Screens—including but not limited to TVs, computers, and mobile devices—“provide a very limited sensory environment” where textures and smells cannot be explored, says Psychology Today. Also, the two-dimensionality of screens can affect a young child’s developing perception of depth and distance. Since they reduce the rate of blinking, screens can lead to dry eyes, which may damage young eyes. For the parents and caretakers who increasingly occupy young children with mobile devices, such as tablets and smartphones, so they can accomplish errands in peace, these points may be particularly relevant.

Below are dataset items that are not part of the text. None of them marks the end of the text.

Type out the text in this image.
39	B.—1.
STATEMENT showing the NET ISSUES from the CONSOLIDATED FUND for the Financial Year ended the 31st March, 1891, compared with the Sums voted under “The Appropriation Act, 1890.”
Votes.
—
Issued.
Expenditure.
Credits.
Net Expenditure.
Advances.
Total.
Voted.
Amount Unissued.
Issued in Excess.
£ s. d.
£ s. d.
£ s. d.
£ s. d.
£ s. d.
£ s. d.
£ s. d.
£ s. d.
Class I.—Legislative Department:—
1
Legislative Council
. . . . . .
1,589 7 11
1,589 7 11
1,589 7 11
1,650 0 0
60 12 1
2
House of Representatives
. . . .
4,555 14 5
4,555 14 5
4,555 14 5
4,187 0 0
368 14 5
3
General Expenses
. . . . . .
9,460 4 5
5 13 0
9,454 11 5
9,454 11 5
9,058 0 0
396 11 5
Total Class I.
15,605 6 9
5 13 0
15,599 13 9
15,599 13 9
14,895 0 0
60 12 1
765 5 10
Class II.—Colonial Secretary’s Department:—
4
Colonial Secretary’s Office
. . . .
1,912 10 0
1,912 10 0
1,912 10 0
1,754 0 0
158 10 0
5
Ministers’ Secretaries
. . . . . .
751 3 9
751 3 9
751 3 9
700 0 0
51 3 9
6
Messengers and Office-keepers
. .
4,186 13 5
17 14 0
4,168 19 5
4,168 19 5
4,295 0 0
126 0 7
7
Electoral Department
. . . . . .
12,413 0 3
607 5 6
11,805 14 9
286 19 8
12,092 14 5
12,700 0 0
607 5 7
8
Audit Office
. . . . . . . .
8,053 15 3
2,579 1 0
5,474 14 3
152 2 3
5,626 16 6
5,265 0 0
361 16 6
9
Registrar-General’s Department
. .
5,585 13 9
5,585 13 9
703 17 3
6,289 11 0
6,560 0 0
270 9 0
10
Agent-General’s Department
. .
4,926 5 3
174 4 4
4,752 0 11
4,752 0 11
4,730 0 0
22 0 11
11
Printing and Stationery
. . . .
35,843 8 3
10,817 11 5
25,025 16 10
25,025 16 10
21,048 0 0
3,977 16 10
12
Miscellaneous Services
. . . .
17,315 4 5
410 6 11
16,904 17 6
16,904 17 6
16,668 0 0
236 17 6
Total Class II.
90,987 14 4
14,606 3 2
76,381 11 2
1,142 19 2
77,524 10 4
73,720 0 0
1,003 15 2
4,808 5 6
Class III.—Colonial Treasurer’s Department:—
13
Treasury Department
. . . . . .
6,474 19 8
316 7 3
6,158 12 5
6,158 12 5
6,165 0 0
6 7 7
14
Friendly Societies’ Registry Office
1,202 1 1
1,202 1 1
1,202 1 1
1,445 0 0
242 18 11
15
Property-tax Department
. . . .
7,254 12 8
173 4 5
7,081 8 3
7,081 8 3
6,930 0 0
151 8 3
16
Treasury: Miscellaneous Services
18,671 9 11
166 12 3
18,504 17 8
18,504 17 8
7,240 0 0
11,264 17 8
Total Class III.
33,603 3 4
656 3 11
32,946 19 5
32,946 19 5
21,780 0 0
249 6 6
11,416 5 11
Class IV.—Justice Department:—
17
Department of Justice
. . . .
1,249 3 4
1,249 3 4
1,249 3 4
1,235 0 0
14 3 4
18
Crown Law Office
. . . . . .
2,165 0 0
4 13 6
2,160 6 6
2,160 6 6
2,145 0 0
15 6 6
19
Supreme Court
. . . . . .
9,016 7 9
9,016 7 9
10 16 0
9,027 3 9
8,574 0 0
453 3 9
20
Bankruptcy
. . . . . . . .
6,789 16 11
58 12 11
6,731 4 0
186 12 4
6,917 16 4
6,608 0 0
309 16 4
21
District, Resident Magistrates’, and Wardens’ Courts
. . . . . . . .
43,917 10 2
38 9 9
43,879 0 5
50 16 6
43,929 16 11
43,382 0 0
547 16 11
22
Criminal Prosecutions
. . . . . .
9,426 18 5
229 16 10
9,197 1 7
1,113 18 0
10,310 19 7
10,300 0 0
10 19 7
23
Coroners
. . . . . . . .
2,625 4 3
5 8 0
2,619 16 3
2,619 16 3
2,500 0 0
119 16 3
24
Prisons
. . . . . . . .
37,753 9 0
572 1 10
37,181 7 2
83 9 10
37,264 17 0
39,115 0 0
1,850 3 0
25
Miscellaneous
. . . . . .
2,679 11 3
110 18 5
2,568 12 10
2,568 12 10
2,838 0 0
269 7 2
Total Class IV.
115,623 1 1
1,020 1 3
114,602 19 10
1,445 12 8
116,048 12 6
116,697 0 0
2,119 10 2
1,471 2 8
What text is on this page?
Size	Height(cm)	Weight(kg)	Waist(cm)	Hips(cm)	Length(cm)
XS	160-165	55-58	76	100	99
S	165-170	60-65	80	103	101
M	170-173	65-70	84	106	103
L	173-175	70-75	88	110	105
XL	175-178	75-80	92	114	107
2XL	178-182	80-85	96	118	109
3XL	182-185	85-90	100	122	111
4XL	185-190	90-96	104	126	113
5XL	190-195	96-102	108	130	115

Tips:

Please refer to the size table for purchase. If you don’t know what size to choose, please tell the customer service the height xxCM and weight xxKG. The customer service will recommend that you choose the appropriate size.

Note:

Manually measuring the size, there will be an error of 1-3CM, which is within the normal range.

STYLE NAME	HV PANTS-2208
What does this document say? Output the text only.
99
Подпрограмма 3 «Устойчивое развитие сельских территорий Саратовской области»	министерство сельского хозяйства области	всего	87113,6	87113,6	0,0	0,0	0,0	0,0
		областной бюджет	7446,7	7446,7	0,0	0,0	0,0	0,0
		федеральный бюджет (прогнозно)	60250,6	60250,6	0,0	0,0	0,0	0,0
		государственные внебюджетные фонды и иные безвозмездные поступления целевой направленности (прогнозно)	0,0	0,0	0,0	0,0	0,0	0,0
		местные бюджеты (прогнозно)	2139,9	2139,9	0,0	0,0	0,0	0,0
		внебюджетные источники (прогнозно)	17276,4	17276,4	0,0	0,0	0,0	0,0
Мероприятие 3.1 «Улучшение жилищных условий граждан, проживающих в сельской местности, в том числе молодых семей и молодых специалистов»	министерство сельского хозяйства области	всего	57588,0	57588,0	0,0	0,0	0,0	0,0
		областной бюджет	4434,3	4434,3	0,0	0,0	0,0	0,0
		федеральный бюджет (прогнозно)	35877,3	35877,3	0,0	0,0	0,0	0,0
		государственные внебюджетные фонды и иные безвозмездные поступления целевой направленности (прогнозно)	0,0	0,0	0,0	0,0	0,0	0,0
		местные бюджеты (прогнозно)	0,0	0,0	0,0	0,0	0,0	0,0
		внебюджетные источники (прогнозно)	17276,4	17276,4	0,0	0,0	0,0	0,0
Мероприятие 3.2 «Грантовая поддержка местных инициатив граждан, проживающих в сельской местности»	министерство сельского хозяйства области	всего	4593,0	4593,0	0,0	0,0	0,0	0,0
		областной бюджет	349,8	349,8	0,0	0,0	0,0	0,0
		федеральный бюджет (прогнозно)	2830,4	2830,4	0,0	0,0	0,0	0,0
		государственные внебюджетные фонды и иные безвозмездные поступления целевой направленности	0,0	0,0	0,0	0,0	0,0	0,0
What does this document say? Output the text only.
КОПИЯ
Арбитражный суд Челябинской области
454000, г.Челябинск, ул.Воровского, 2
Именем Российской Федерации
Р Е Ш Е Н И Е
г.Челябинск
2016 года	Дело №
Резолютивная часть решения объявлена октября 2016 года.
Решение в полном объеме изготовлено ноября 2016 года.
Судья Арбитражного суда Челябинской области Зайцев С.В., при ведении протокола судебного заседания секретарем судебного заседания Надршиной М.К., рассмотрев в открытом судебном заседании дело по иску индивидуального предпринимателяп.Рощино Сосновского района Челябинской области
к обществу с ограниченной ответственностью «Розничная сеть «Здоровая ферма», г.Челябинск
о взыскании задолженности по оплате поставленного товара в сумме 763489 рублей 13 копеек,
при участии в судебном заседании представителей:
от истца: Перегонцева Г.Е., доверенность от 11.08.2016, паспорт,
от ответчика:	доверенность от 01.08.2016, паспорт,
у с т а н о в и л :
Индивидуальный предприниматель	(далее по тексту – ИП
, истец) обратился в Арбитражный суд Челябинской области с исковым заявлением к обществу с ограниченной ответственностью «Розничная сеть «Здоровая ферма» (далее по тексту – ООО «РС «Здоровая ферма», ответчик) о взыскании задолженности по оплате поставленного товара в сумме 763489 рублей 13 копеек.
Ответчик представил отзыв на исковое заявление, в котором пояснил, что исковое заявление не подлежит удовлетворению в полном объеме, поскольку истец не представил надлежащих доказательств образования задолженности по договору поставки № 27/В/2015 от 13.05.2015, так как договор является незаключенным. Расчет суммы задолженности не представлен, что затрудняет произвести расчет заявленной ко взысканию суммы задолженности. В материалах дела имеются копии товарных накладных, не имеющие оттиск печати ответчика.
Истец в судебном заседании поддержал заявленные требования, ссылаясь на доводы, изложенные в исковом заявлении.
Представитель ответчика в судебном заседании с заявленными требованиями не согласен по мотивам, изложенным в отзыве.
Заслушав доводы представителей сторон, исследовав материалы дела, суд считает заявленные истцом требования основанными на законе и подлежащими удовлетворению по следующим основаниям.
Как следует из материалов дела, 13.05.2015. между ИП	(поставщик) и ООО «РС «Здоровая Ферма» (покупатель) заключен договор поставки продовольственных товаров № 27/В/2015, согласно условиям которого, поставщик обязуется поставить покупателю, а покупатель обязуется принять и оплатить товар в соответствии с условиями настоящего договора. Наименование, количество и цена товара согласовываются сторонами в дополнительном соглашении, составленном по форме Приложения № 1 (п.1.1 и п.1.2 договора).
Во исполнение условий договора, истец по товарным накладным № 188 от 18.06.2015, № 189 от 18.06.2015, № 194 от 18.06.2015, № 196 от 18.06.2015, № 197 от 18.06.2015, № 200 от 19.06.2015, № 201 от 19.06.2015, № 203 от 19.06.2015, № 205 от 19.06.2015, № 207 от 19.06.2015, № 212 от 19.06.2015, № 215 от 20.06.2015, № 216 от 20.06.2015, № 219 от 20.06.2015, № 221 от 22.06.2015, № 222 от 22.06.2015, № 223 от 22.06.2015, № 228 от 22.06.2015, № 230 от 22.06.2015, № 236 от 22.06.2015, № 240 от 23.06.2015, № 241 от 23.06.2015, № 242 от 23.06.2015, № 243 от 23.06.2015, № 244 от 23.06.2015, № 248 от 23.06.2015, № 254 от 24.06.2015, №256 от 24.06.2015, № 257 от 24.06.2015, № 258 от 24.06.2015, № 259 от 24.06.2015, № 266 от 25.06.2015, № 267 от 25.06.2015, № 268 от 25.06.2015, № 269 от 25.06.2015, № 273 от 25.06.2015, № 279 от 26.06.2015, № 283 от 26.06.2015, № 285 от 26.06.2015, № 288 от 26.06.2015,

Researchers warn that even “educational” and “interactive” apps, which are often used on mobile devices, affect child development differently than traditional educational toys do. For instance, when children build with blocks, they decide what to build, how to build it, and when their creation is completed. Apps, on the other hand, often dictate what task should be carried out, how it should be done, and when it is finished. Because of the recent popularity of apps designed for young children, any developmental impact on children has yet to be determined.
Realistically, we must recognize that our society’s emphasis on technology can make children’s exposure to it unavoidable. If young children are to interact with technology, a joint position statement by the National Association for the Education of Young Children and the Fred Rogers Center for Early Learning recommends that young children’s use should be limited to activities that strengthen relationships with adults, such as participating in video conversations with family, and viewing pictures and e-books (though not in dim light, or before bedtime) with a parent or caretaker.
While each child’s experience with technology and the impact it ultimately has on his or her life will be unique, keep in mind that there is no substitute for human interaction with loving parents and caretakers and for opportunities for children to explore their physical environment.